Success in shooting isn’t measured by how many rounds you put downrange. It is measured by accuracy and, in the case of competitive and defensive shooting skills, by the speed at which you do it. If your practice isn’t perfect, though, all you’re doing is reinforcing bad habits that you’ll have to overcome through training—and even more rounds downrange. Use your smartphone to help you improve shooting fundamentals and spot problems before they become bad habits, and you’ll never be without a training partner on the range.

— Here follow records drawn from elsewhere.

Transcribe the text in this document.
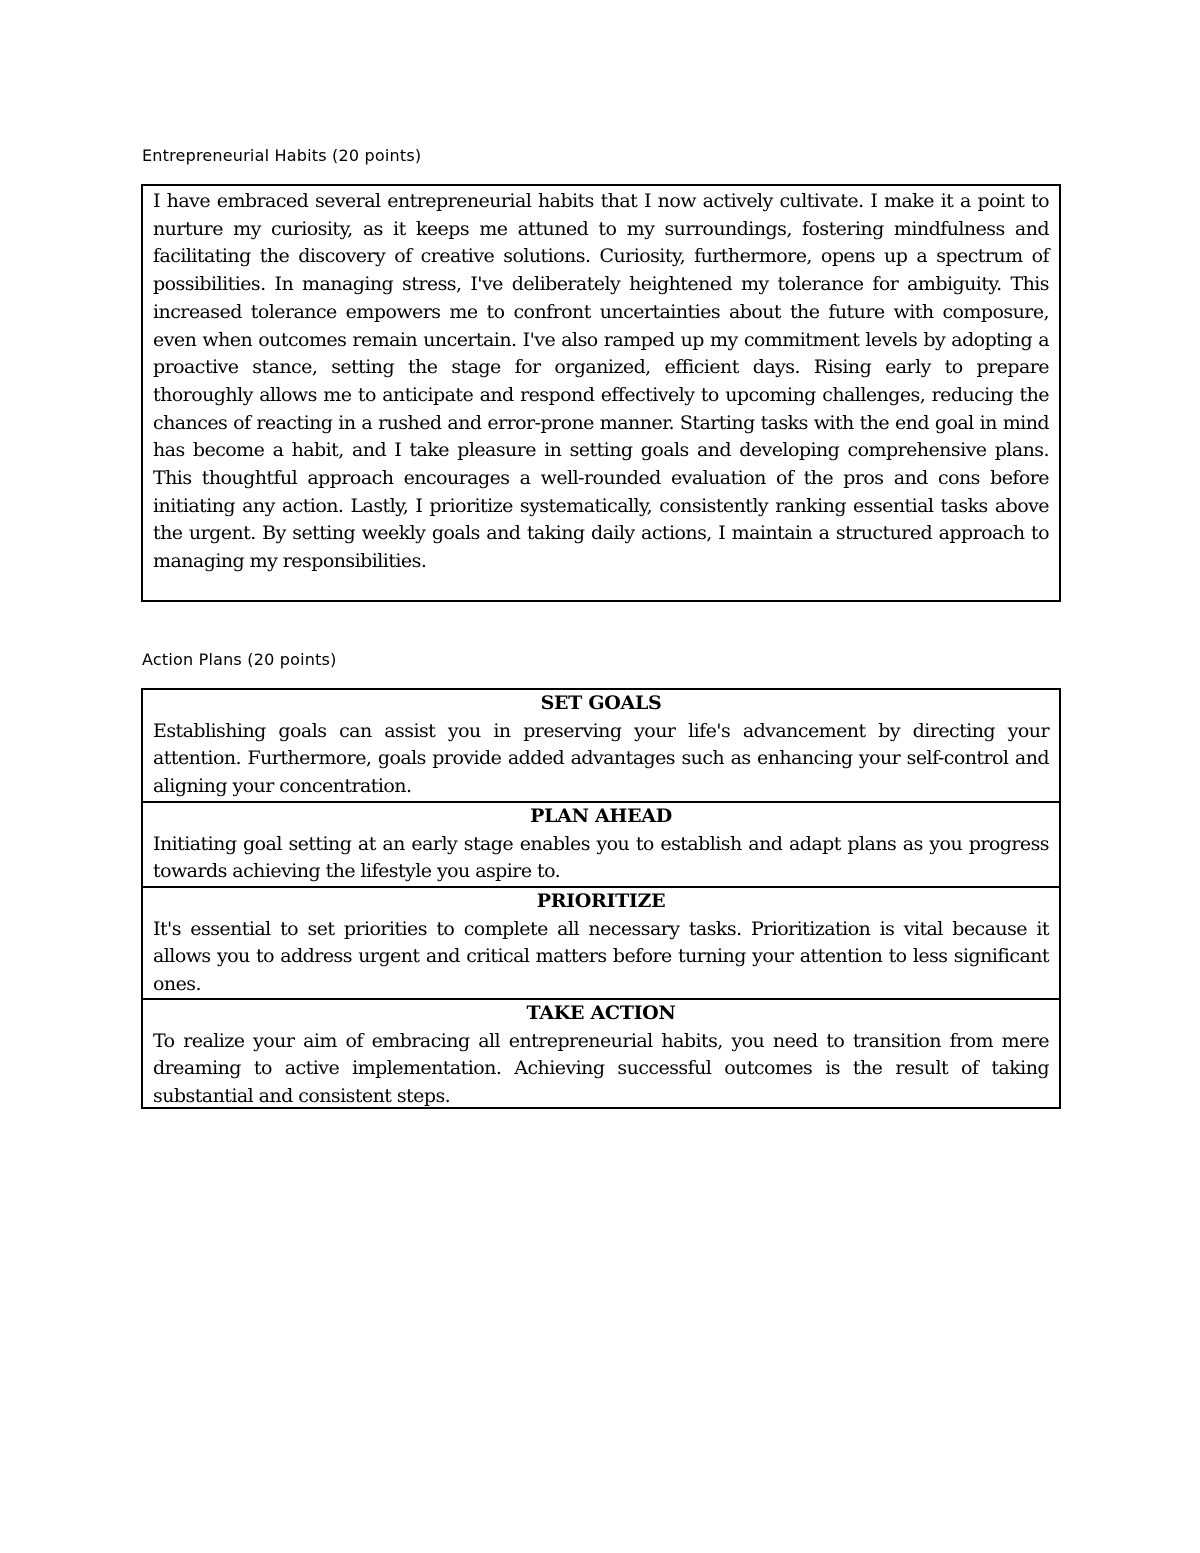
Entrepreneurial Habits (20 points)

I have embraced several entrepreneurial habits that I now actively cultivate. I make it a point to nurture my curiosity, as it keeps me attuned to my surroundings, fostering mindfulness and facilitating the discovery of creative solutions. Curiosity, furthermore, opens up a spectrum of possibilities. In managing stress, I've deliberately heightened my tolerance for ambiguity. This increased tolerance empowers me to confront uncertainties about the future with composure, even when outcomes remain uncertain. I've also ramped up my commitment levels by adopting a proactive stance, setting the stage for organized, efficient days. Rising early to prepare thoroughly allows me to anticipate and respond effectively to upcoming challenges, reducing the chances of reacting in a rushed and error-prone manner. Starting tasks with the end goal in mind has become a habit, and I take pleasure in setting goals and developing comprehensive plans. This thoughtful approach encourages a well-rounded evaluation of the pros and cons before initiating any action. Lastly, I prioritize systematically, consistently ranking essential tasks above the urgent. By setting weekly goals and taking daily actions, I maintain a structured approach to managing my responsibilities.

Action Plans (20 points)
SET GOALS
Establishing goals can assist you in preserving your life's advancement by directing your attention. Furthermore, goals provide added advantages such as enhancing your self-control and aligning your concentration.
PLAN AHEAD
Initiating goal setting at an early stage enables you to establish and adapt plans as you progress towards achieving the lifestyle you aspire to.
PRIORITIZE
It's essential to set priorities to complete all necessary tasks. Prioritization is vital because it allows you to address urgent and critical matters before turning your attention to less significant ones.
TAKE ACTION
To realize your aim of embracing all entrepreneurial habits, you need to transition from mere dreaming to active implementation. Achieving successful outcomes is the result of taking substantial and consistent steps.
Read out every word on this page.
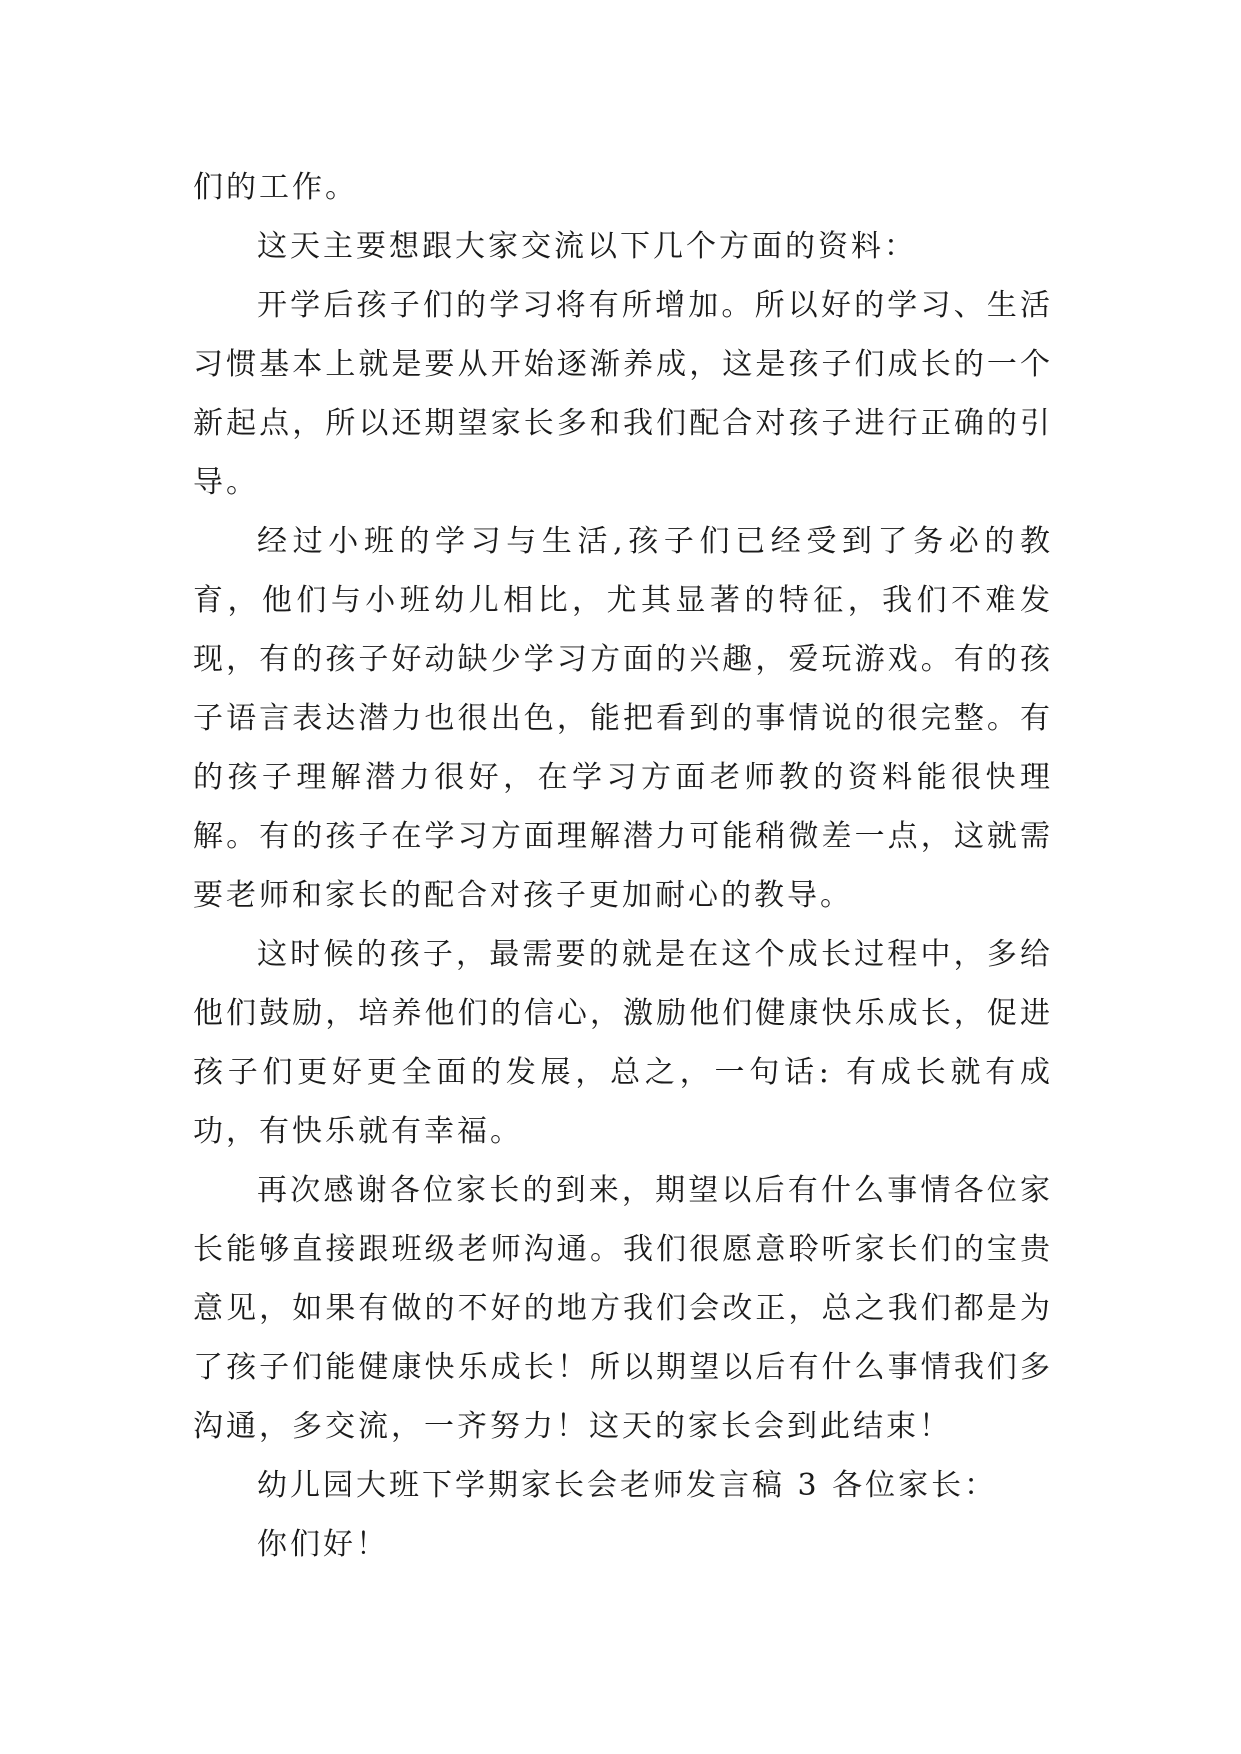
们的工作。

这天主要想跟大家交流以下几个方面的资料：

开学后孩子们的学习将有所增加。所以好的学习、生活习惯基本上就是要从开始逐渐养成，这是孩子们成长的一个新起点，所以还期望家长多和我们配合对孩子进行正确的引导。

经过小班的学习与生活,孩子们已经受到了务必的教育，他们与小班幼儿相比，尤其显著的特征，我们不难发现，有的孩子好动缺少学习方面的兴趣，爱玩游戏。有的孩子语言表达潜力也很出色，能把看到的事情说的很完整。有的孩子理解潜力很好，在学习方面老师教的资料能很快理解。有的孩子在学习方面理解潜力可能稍微差一点，这就需要老师和家长的配合对孩子更加耐心的教导。

这时候的孩子，最需要的就是在这个成长过程中，多给他们鼓励，培养他们的信心，激励他们健康快乐成长，促进孩子们更好更全面的发展，总之，一句话: 有成长就有成功，有快乐就有幸福。

再次感谢各位家长的到来，期望以后有什么事情各位家长能够直接跟班级老师沟通。我们很愿意聆听家长们的宝贵意见，如果有做的不好的地方我们会改正，总之我们都是为了孩子们能健康快乐成长！所以期望以后有什么事情我们多沟通，多交流，一齐努力！这天的家长会到此结束！

幼儿园大班下学期家长会老师发言稿 3 各位家长：

你们好！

Once you know what proper stance and grip feel like, and what a smooth trigger press feels like, you can generally call your shots when you flinch or slap the trigger. But, what if there’s something else going on with your grip that you simply aren’t noticing? What if you’re sweeping the muzzle with your weak hand, or sweeping your own body when you re-holster? Set up your smartphone to take video while you’re shooting drills; it takes seconds to review the videos and perfect your form and safety for the next range (or dry-fire) practice session.
Time Your Shots
Shot timers are gadgets that sound a super-annoying “beep” signaling that it’s time to start your drill (or stage, for competitive shooters). They usually cost over $100, but your smartphone is a great stand-in with the right app. Surefire and Taurus both make iPhone shot timer apps that even show you how long you take between shots (splits), and can store several practice sessions in your phone memory for comparison. There look to be quite a few more free shot timer options for Android phones, but keep in mind that apps aren’t competition-level timers. You could even pay for timer apps with a range officer telling you to “Make Ready” before the buzzer, but you won’t get the most accurate shot timer of all time in a free (or even $10) smartphone app. We think having the app is better than no shot timer at all.
Next time you go to the range, set up your phone to be just the training aid you need to give you unbiased feedback on how you’re training. Use a journal to record what your app and video tell you, and then find out more about tuning up your gunhandling so you’ll continue to see improvement in both accuracy and speed.